I have been working on getting SpamAssassin up and running for awhile now and am pretty close to being finished. However, there is one last thing that is grinding away at me that I can't seem to figure out. I have searched around a bit but have been unable to find an answer that I find to be conclusive, so I just want a little clarity so I can sleep better at night.

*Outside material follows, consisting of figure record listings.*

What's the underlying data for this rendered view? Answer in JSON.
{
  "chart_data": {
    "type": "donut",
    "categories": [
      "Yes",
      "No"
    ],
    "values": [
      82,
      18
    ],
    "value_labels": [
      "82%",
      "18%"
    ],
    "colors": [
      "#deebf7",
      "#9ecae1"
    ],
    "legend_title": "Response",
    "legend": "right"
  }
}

I have read that SpamAssassin needs at least 200 messages, preferably 1000 to do an effective job of Bayesian filtering. I have been feeding it spam (at least I think) by issuing the following command:
sa-learn --showdots --mbox --spam spamfolder
As far as I can tell it is being processed by SpamAssassin. So I run:
sa-learn --dump magic
and get the following output:
bruticus@bruticus:~$ sa-learn --dump magic
0.000 0 3 0 non-token data: bayes db version
0.000 0 306 0 non-token data: nspam
0.000 0 210 0 non-token data: nham
0.000 0 68430 0 non-token data: ntokens
0.000 0 1318421928 0 non-token data: oldest atime
0.000 0 1319141693 0 non-token data: newest atime
0.000 0 1319142287 0 non-token data: last journal sync atime
0.000 0 1319142287 0 non-token data: last expiry atime
0.000 0 0 0 non-token data: last expire atime delta
0.000 0 0 0 non-token data: last expire reduction count
Are the items in the nspam and nham column indicative of the actual amount of learning and messages that SpamAssassin is using for its Bayesian analysis?

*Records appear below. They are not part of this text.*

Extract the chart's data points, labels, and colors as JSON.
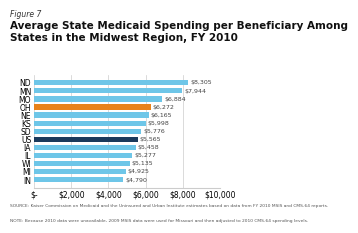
{
  "title_line1": "Figure 7",
  "title_line2": "Average State Medicaid Spending per Beneficiary Among\nStates in the Midwest Region, FY 2010",
  "states": [
    "IN",
    "MI",
    "WI",
    "IL",
    "IA",
    "US",
    "SD",
    "KS",
    "NE",
    "OH",
    "MO",
    "MN",
    "ND"
  ],
  "values": [
    4790,
    4925,
    5135,
    5277,
    5458,
    5565,
    5776,
    5998,
    6165,
    6272,
    6884,
    7944,
    8305
  ],
  "labels": [
    "$4,790",
    "$4,925",
    "$5,135",
    "$5,277",
    "$5,458",
    "$5,565",
    "$5,776",
    "$5,998",
    "$6,165",
    "$6,272",
    "$6,884",
    "$7,944",
    "$8,305"
  ],
  "bar_colors": [
    "#6ec6e8",
    "#6ec6e8",
    "#6ec6e8",
    "#6ec6e8",
    "#6ec6e8",
    "#1a3a5c",
    "#6ec6e8",
    "#6ec6e8",
    "#6ec6e8",
    "#e8821a",
    "#6ec6e8",
    "#6ec6e8",
    "#6ec6e8"
  ],
  "xlim": [
    0,
    10000
  ],
  "xticks": [
    0,
    2000,
    4000,
    6000,
    8000,
    10000
  ],
  "xticklabels": [
    "$-",
    "$2,000",
    "$4,000",
    "$6,000",
    "$8,000",
    "$10,000"
  ],
  "source_text": "SOURCE: Kaiser Commission on Medicaid and the Uninsured and Urban Institute estimates based on data from FY 2010 MSIS and CMS-64 reports.",
  "note_text": "NOTE: Because 2010 data were unavailable, 2009 MSIS data were used for Missouri and then adjusted to 2010 CMS-64 spending levels.",
  "grid_color": "#cccccc",
  "background_color": "#ffffff",
  "bar_height": 0.65,
  "label_fontsize": 4.5,
  "tick_fontsize": 5.5,
  "title_fontsize1": 5.5,
  "title_fontsize2": 7.5,
  "source_fontsize": 3.2
}
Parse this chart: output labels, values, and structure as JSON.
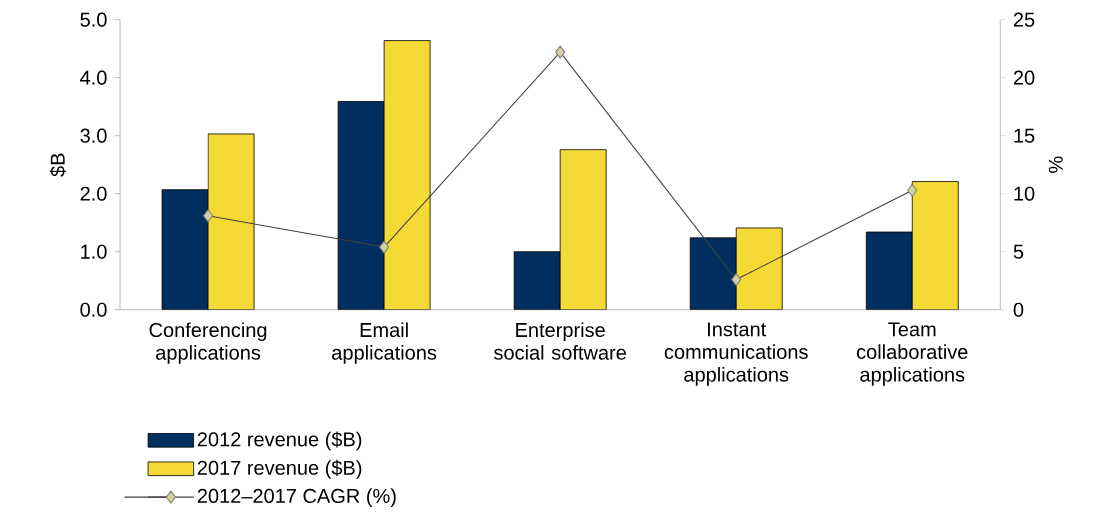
{
  "chart_data": {
    "type": "bar",
    "ylabel": "$B",
    "y2label": "%",
    "categories": [
      "Conferencing applications",
      "Email applications",
      "Enterprise social software",
      "Instant communications applications",
      "Team collaborative applications"
    ],
    "series": [
      {
        "name": "2012 revenue ($B)",
        "color": "#002f5f",
        "values": [
          2.07,
          3.59,
          1.0,
          1.24,
          1.34
        ]
      },
      {
        "name": "2017 revenue ($B)",
        "color": "#f5d935",
        "values": [
          3.03,
          4.64,
          2.76,
          1.41,
          2.21
        ]
      },
      {
        "name": "2012–2017 CAGR (%)",
        "type": "line",
        "axis": "y2",
        "color": "#404040",
        "marker": "diamond",
        "values": [
          8.1,
          5.4,
          22.2,
          2.6,
          10.3
        ]
      }
    ],
    "ylim": [
      0,
      5
    ],
    "yticks": [
      {
        "value": 0,
        "label": "0.0"
      },
      {
        "value": 1,
        "label": "1.0"
      },
      {
        "value": 2,
        "label": "2.0"
      },
      {
        "value": 3,
        "label": "3.0"
      },
      {
        "value": 4,
        "label": "4.0"
      },
      {
        "value": 5,
        "label": "5.0"
      }
    ],
    "y2lim": [
      0,
      25
    ],
    "y2ticks": [
      0,
      5,
      10,
      15,
      20,
      25
    ],
    "legend": "bottom",
    "grid": false
  }
}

Do I need to get these two sets of numbers up into the 1,000's to get SpamAssassin to really start doing its job or how do I know when I have fed it enough spam to start working correctly?
You always need Spam and Ham samples. By only feeding Spam SpamAssassin refuses to activate the bayesian Spam filter.
By issuing a
spamassassin -D < /path/to/a/complete.mail
you can check if bayesian filtering is activated or not (somewhere in the whole debug messages).Hopefully you didn't train SpamAssassin with old Spam (months old). It will only work well if you used recent Spam you (personally or as a company) got in the past. If you don't have Ham or Spam samples right now you should better set SA to autolearn. Then the filter gets trained over time. This takes longer and you can't see the benefit right now, but the outcome will impress you in the end.
Yes, your numbers show the "current" learned messages. If these numbers are greater than 200 you are finished. Everything above just makes it "safer" as in "more valid" or "accurate". With auto-learning these numbers will increase over time and also decrease as statistics of old mails will be dropped over time.